Women Proving their Worth In Battle Against Islamic State

  • Amreen Khan
  • Wednesday, June 29, 2016 @ 01:25 PM
  • 8565
Women Proving their Worth In Battle Against Islamic State

A Kurdish female fighter. (Sputnik photo)

Faced with the prospect of its combatants shying away from battle for fear that they would not go ‘haven’ if killed by women,  the Islamic State (IS) has issued a new directive that they would still be considered ‘martyrs’ if felled by women soldiers’ bullets.

News of the new directive surfaced in the Syrian and Russian media last week, reportedly issued by the self-proclaimed Caliph of Daesh, Abu Bakr al-Baghdadi, after his fighters refused to confront armed women soldiers of the Syrian Army and women members of militias in Iraq and Syria.

The general belief in the IS ranks is that they would go to haven if martyred in battle but this does not apply to being killed by women for the latter are considered weak to be protected or enslaved depending upon whose they are on.

Women Proving their Worth In Battle Against Islamic State
Kurdish People's Protection Units, or YPG women fighters stand near a check point in the outskirts of the destroyed Syrian town of Kobane.

The IS imposes its brutal ideology through an especially created vice squad, the Hisba, whose job is to ensure men and women follow the Islamic dress code and other practices in strict accordance with the Sharia law. More women than men are the receiving end of its ideological whip as they have to wear the head-to-toe dress at all times and cannot be seen in public without the company of a male who must be a close relative.

However, recent setbacks in battle have seen members of the Hisba being sent to the frontlines as regular fighters are being killed, a Reuters report said from Syria after talking  to people who escaped as well as Iraqi and Kurdish military and intelligence officials. That means there are fewer militants to enforce the group's draconian rules and dress code, the report said.

Much to the chagrin of the IS, women are increasingly being seen not just as soldiers as also as battlefield commanders guiding their male subordinates in the fight against the hard-line Islamists.

Women Proving their Worth In Battle Against Islamic State
Syriac Christian women, members of the battalion called the “Female Protection Forces of the Land Between the Two Rivers” at their camp in the town of al-Qahtaniyah, near the Syrian-Turkish border. (AFP Photo)

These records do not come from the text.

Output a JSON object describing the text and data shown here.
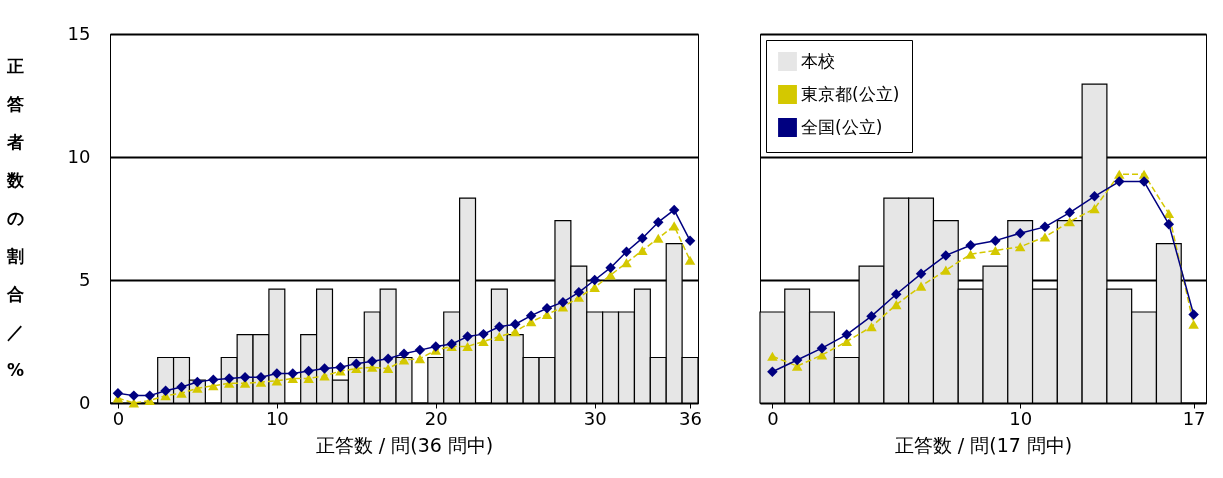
{
  "chart_data": [
    {
      "type": "bar",
      "ylabel": "正答者数の割合／%",
      "xlabel": "正答数 / 問(36 問中)",
      "x": [
        0,
        1,
        2,
        3,
        4,
        5,
        6,
        7,
        8,
        9,
        10,
        11,
        12,
        13,
        14,
        15,
        16,
        17,
        18,
        19,
        20,
        21,
        22,
        23,
        24,
        25,
        26,
        27,
        28,
        29,
        30,
        31,
        32,
        33,
        34,
        35,
        36
      ],
      "xlim": [
        -0.5,
        36.5
      ],
      "xticks": [
        0,
        10,
        20,
        30,
        36
      ],
      "ylim": [
        0,
        15
      ],
      "yticks": [
        0,
        5,
        10,
        15
      ],
      "grid": "y",
      "legend": false,
      "series": [
        {
          "color": "#e6e6e6",
          "values": [
            0,
            0,
            0,
            1.85,
            1.85,
            0.93,
            0,
            1.85,
            2.78,
            2.78,
            4.63,
            0,
            2.78,
            4.63,
            0.93,
            1.85,
            3.7,
            4.63,
            1.85,
            0,
            1.85,
            3.7,
            8.33,
            0,
            4.63,
            2.78,
            1.85,
            1.85,
            7.41,
            5.56,
            3.7,
            3.7,
            3.7,
            4.63,
            1.85,
            6.48,
            1.85
          ]
        },
        {
          "type": "line",
          "color": "#d4c800",
          "marker": "triangle",
          "line_style": "dashed",
          "values": [
            0.2,
            0,
            0.1,
            0.3,
            0.4,
            0.6,
            0.7,
            0.8,
            0.8,
            0.85,
            0.9,
            1.0,
            1.0,
            1.1,
            1.3,
            1.4,
            1.45,
            1.4,
            1.75,
            1.8,
            2.15,
            2.3,
            2.3,
            2.5,
            2.7,
            2.9,
            3.3,
            3.6,
            3.9,
            4.3,
            4.7,
            5.2,
            5.7,
            6.2,
            6.7,
            7.2,
            5.8
          ]
        },
        {
          "type": "line",
          "color": "#000080",
          "marker": "diamond",
          "line_style": "solid",
          "values": [
            0.4,
            0.3,
            0.3,
            0.5,
            0.65,
            0.85,
            0.95,
            1.0,
            1.05,
            1.05,
            1.2,
            1.2,
            1.3,
            1.4,
            1.45,
            1.6,
            1.7,
            1.8,
            2.0,
            2.15,
            2.3,
            2.4,
            2.7,
            2.8,
            3.1,
            3.2,
            3.55,
            3.85,
            4.1,
            4.5,
            5.0,
            5.5,
            6.15,
            6.7,
            7.35,
            7.85,
            6.6
          ]
        }
      ]
    },
    {
      "type": "bar",
      "xlabel": "正答数 / 問(17 問中)",
      "x": [
        0,
        1,
        2,
        3,
        4,
        5,
        6,
        7,
        8,
        9,
        10,
        11,
        12,
        13,
        14,
        15,
        16,
        17
      ],
      "xlim": [
        -0.5,
        17.5
      ],
      "xticks": [
        0,
        10,
        17
      ],
      "ylim": [
        0,
        15
      ],
      "yticks": [
        0,
        5,
        10,
        15
      ],
      "grid": "y",
      "tick_labels": "x",
      "legend": "top left",
      "series": [
        {
          "name": "本校",
          "color": "#e6e6e6",
          "values": [
            3.7,
            4.63,
            3.7,
            1.85,
            5.56,
            8.33,
            8.33,
            7.41,
            4.63,
            5.56,
            7.41,
            4.63,
            7.41,
            12.96,
            4.63,
            3.7,
            6.48,
            0
          ]
        },
        {
          "type": "line",
          "name": "東京都(公立)",
          "color": "#d4c800",
          "marker": "triangle",
          "line_style": "dashed",
          "values": [
            1.9,
            1.5,
            1.95,
            2.5,
            3.1,
            4.0,
            4.75,
            5.4,
            6.05,
            6.2,
            6.35,
            6.75,
            7.37,
            7.9,
            9.3,
            9.3,
            7.7,
            3.2
          ]
        },
        {
          "type": "line",
          "name": "全国(公立)",
          "color": "#000080",
          "marker": "diamond",
          "line_style": "solid",
          "values": [
            1.27,
            1.75,
            2.23,
            2.78,
            3.53,
            4.42,
            5.25,
            6.0,
            6.41,
            6.6,
            6.9,
            7.16,
            7.74,
            8.4,
            9.0,
            9.0,
            7.27,
            3.6
          ]
        }
      ]
    }
  ]
}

Militias such as the People's Protection Units (YPG) – the paramilitary wing of Syria's Kurdish Democratic Union Party (PYD), YBS - an offshoot of YPG, Kurdish Women’s Protection Unit (YPJ) and “Female Protection Forces of the Land between the Two Rivers” — the area between the Tigris and Euphrates, are teaming with women eager to prove their worth against IS. The groups mostly consist of Assyrian, Arab, and women from other parts of the Arab world.

As reported by Sputnik, female volunteer fighters in Iraq and Syria are fighting really well, so the Daesh leader had no choice but to adjust his own ideology, to bring back the enthusiasm to the militants.

“They are so scared of us! If we kill them they can’t go to heaven,” said Haveen, a 22-year-old fighter, in a new report on female anti-Islamic State fighters published by the UK Independent. “It makes us laugh… We make loud calls of happiness when we see them to let them know we are coming. That’s when they become cowards”.

Haveen, a Yazidi woman from Sinjar mountain, located in northwestern was trained by YPG.

Women Proving their Worth In Battle Against Islamic State
A cadet of the Damascus military academy for women learns how to throw hand grenades. (Sputnik photo)

Hasiba Nouzad, a Turkish Kurdish woman by birth, a commander of the women's division squad called Hezi-Agri (The Power of Fire) chose to stay back while her husband who dint want to fight, migrated to Germany .

“Whether I'll go back to him? I do not know, because I do not know for how long I will fight. First we destroy Daesh and then we shall see,” Hasiba told Sputnik.

Last August, Yazidi singer Xate Shingali formed an all-female brigade. She received permission from the Kurdish president to form the “Sun Girls” battalion on July 2. More than 123 women between 17 and 30 signed up to battle the brutal terrorists. The male Kurdish fighters train the women with AK-47s.

However, these military units have a set of rules chalked out with a main agenda in mind – drive out ISIS. The women fighters live in separate quarters from the men, and romantic relationships are strictly forbidden. “We live separately but that’s the only difference,” Haveen, YPG trainer says. “On the frontline we are all the same”.